In addition to actual players, he needs to get a scouting department together that finds players who fit this mentality and do what it takes to sign them. He's already well on his way to making this happen with him supposedly bringing in Jed Hoyer and Jason McLeod, both of whom can make sure that the "Cubs Way" actually happens. I'd like to see Epstein keep current head of scouting Tim Wilken on board to work with Jason McLeod as a way of blending old school and new school scouting. The only thing is, in this area of his plan, we're going to need to wait a couple years to see any fruits from the tree.

Obviously, this is hard enough for anyone to achieve with any team, not to mention the horrible Cubs team that Epstein inherits. But it is possible, and he's done it before. And at this point, everything he is saying has to be music to the ears of Cubs fans who instinctively think that something will go wrong. At the very least, it's a refreshing change to a stagnant and musty organization.

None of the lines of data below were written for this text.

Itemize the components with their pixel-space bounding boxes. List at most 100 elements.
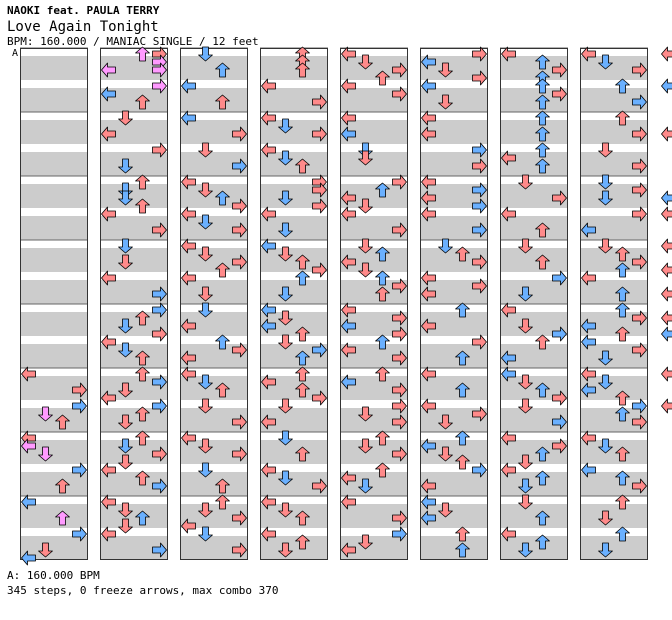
beat-stripe	[180, 312, 248, 320]
beat-stripe	[100, 336, 168, 344]
beat-stripe	[20, 456, 88, 464]
left-arrow-icon	[421, 510, 436, 526]
beat-stripe	[100, 496, 168, 504]
down-arrow-icon	[198, 286, 213, 302]
beat-stripe	[340, 552, 408, 560]
chart-column	[100, 47, 168, 560]
left-arrow-icon	[101, 494, 116, 510]
beat-stripe	[100, 304, 168, 312]
beat-stripe	[500, 456, 568, 464]
beat-stripe	[340, 176, 408, 184]
up-arrow-icon	[615, 302, 630, 318]
left-arrow-icon	[421, 190, 436, 206]
beat-stripe	[340, 512, 408, 520]
beat-stripe	[500, 448, 568, 456]
beat-stripe	[500, 208, 568, 216]
beat-stripe	[20, 472, 88, 480]
up-arrow-icon	[615, 246, 630, 262]
beat-stripe	[100, 72, 168, 80]
up-arrow-icon	[295, 510, 310, 526]
beat-stripe	[100, 80, 168, 88]
up-arrow-icon	[295, 254, 310, 270]
beat-stripe	[180, 216, 248, 224]
right-arrow-icon	[72, 382, 87, 398]
beat-stripe	[500, 312, 568, 320]
left-arrow-icon	[181, 318, 196, 334]
left-arrow-icon	[421, 494, 436, 510]
beat-stripe	[580, 272, 648, 280]
beat-stripe	[420, 408, 488, 416]
right-arrow-icon	[72, 526, 87, 542]
beat-stripe	[500, 352, 568, 360]
column-frame	[180, 48, 248, 560]
beat-stripe	[580, 488, 648, 496]
beat-stripe	[420, 328, 488, 336]
down-arrow-icon	[358, 54, 373, 70]
beat-stripe	[340, 144, 408, 152]
beat-stripe	[420, 440, 488, 448]
left-arrow-icon	[341, 254, 356, 270]
beat-stripe	[20, 264, 88, 272]
beat-stripe	[340, 256, 408, 264]
beat-stripe	[100, 256, 168, 264]
beat-stripe	[260, 240, 328, 248]
chart-column	[20, 47, 88, 560]
beat-stripe	[180, 464, 248, 472]
up-arrow-icon	[535, 110, 550, 126]
left-arrow-icon	[581, 382, 596, 398]
left-arrow-icon	[421, 174, 436, 190]
left-arrow-icon	[501, 46, 516, 62]
beat-stripe	[260, 256, 328, 264]
beat-stripe	[20, 88, 88, 96]
right-arrow-icon	[152, 446, 167, 462]
beat-stripe	[180, 88, 248, 96]
beat-stripe	[340, 392, 408, 400]
down-arrow-icon	[598, 142, 613, 158]
beat-stripe	[500, 136, 568, 144]
up-arrow-icon	[535, 382, 550, 398]
left-arrow-icon	[501, 462, 516, 478]
beat-stripe	[580, 104, 648, 112]
beat-stripe	[420, 136, 488, 144]
up-arrow-icon	[295, 534, 310, 550]
beat-stripe	[340, 504, 408, 512]
beat-stripe	[20, 168, 88, 176]
beat-stripe	[260, 64, 328, 72]
left-arrow-icon	[181, 110, 196, 126]
left-arrow-icon	[581, 430, 596, 446]
beat-stripe	[500, 544, 568, 552]
beat-stripe	[340, 96, 408, 104]
beat-stripe	[580, 440, 648, 448]
chart-column	[580, 47, 648, 560]
beat-stripe	[20, 552, 88, 560]
beat-stripe	[500, 400, 568, 408]
down-arrow-icon	[598, 542, 613, 558]
beat-stripe	[180, 512, 248, 520]
beat-stripe	[180, 328, 248, 336]
up-arrow-icon	[535, 158, 550, 174]
down-arrow-icon	[198, 302, 213, 318]
left-arrow-icon	[261, 494, 276, 510]
right-arrow-icon	[552, 326, 567, 342]
right-arrow-icon	[632, 342, 647, 358]
beat-stripe	[180, 240, 248, 248]
beat-stripe	[180, 256, 248, 264]
beat-stripe	[100, 216, 168, 224]
right-arrow-icon	[152, 326, 167, 342]
down-arrow-icon	[358, 262, 373, 278]
left-arrow-icon	[501, 430, 516, 446]
beat-stripe	[100, 232, 168, 240]
beat-stripe	[100, 552, 168, 560]
beat-stripe	[260, 112, 328, 120]
right-arrow-icon	[312, 478, 327, 494]
right-arrow-icon	[392, 350, 407, 366]
beat-stripe	[580, 216, 648, 224]
left-arrow-icon	[581, 366, 596, 382]
beat-stripe	[100, 184, 168, 192]
beat-stripe	[500, 56, 568, 64]
beat-stripe	[20, 128, 88, 136]
beat-stripe	[260, 192, 328, 200]
beat-stripe	[100, 120, 168, 128]
beat-stripe	[420, 56, 488, 64]
beat-stripe	[260, 88, 328, 96]
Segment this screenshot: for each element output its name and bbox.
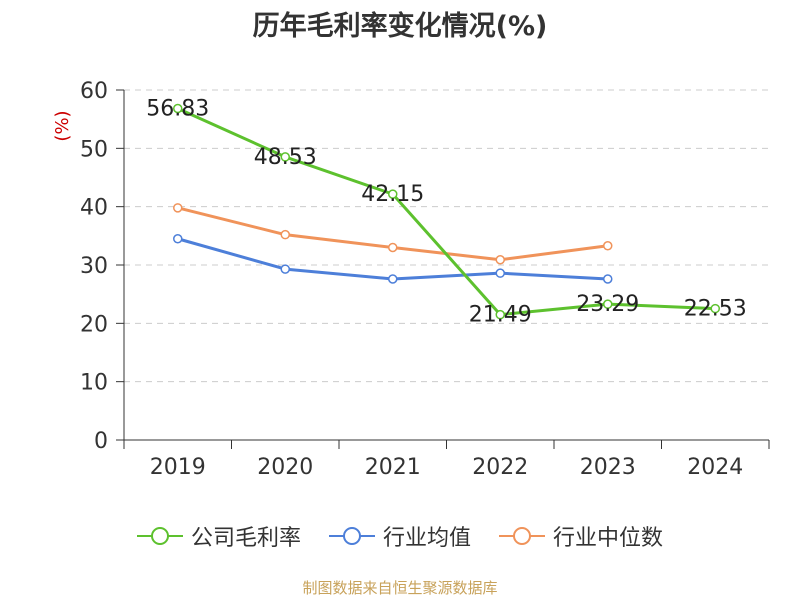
- y-tick-label: 60: [80, 79, 108, 104]
- data-label: 21.49: [469, 303, 532, 328]
- data-point: [710, 303, 720, 314]
- legend-marker-company: [136, 527, 183, 545]
- data-point: [173, 203, 183, 213]
- data-label: 56.83: [146, 96, 209, 121]
- legend-label-industry-mean: 行业均值: [382, 526, 471, 551]
- y-tick-label: 40: [80, 196, 108, 221]
- data-point: [603, 274, 613, 284]
- legend-label-company: 公司毛利率: [190, 526, 301, 551]
- data-point: [173, 103, 183, 114]
- data-point: [388, 242, 398, 253]
- y-tick-label: 20: [80, 312, 108, 337]
- data-point: [495, 255, 505, 265]
- data-point: [603, 299, 613, 309]
- data-label: 42.15: [361, 182, 424, 207]
- x-tick-label: 2019: [150, 455, 206, 480]
- x-tick-label: 2022: [472, 455, 528, 480]
- x-tick-label: 2021: [365, 455, 421, 480]
- data-point: [388, 189, 398, 199]
- legend: 公司毛利率 行业均值 行业中位数: [0, 520, 800, 552]
- y-tick-label: 10: [80, 371, 108, 396]
- y-tick-label: 50: [80, 137, 108, 162]
- data-point: [388, 274, 398, 284]
- data-point: [603, 241, 613, 251]
- data-label: 22.53: [684, 297, 747, 322]
- legend-item-company[interactable]: 公司毛利率: [136, 520, 301, 552]
- data-point: [173, 234, 183, 244]
- legend-item-industry-median[interactable]: 行业中位数: [499, 520, 663, 552]
- chart-title: 历年毛利率变化情况(%): [252, 11, 548, 42]
- source-note: 制图数据来自恒生聚源数据库: [302, 579, 498, 597]
- legend-label-industry-median: 行业中位数: [553, 526, 664, 551]
- x-tick-label: 2023: [580, 455, 636, 480]
- legend-item-industry-mean[interactable]: 行业均值: [328, 520, 471, 552]
- y-axis-label: (%): [52, 110, 73, 141]
- data-point: [280, 229, 290, 240]
- data-point: [495, 309, 505, 320]
- x-tick-label: 2024: [687, 455, 743, 480]
- data-point: [495, 268, 505, 278]
- legend-marker-industry-median: [499, 527, 545, 545]
- series-line: [177, 107, 716, 317]
- data-label: 48.53: [254, 145, 317, 170]
- y-tick-label: 0: [94, 429, 108, 454]
- y-tick-label: 30: [80, 254, 108, 279]
- data-point: [280, 152, 290, 162]
- data-point: [280, 264, 290, 274]
- legend-marker-industry-mean: [328, 527, 375, 545]
- x-tick-label: 2020: [257, 455, 313, 480]
- data-label: 23.29: [576, 292, 639, 317]
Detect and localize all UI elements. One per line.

On a final note, I was lucky enough to run into Epstein this afternoon on my way to the Addison Red Line stop (I'll include some pictures after the post). There were a couple Cubs fans outside as it was right after his press conference, and he walked out of Wrigley to take some pictures for the media under the Wrigley marquee. Even though he was surrounded by a horde of media, national and local, he took the time to shake the hand of all 5-10 Cubs fans (including myself) that were waiting outside to take pictures. He told the group of us that he can't wait to get started and that Cubs fans deserve a winner. There was something so refreshingly honest and earnest about what he said and how he said it, and it hit close to home. Yes, we do deserve a winner Theo. And I think you're the one to do it.

Theo swarmed by the media 
Giving the ever-annoying Ronnie Woo-Woo his welcome
Signing a few autographs
Theo and his wife, Marie
Posing for the media under the marquee after meeting some fans


Katy Korth said...

It's refreshing to have such a young and motivated leader working for the Cubs. I'm glad he's taking such an in-depth approach to this new adventure.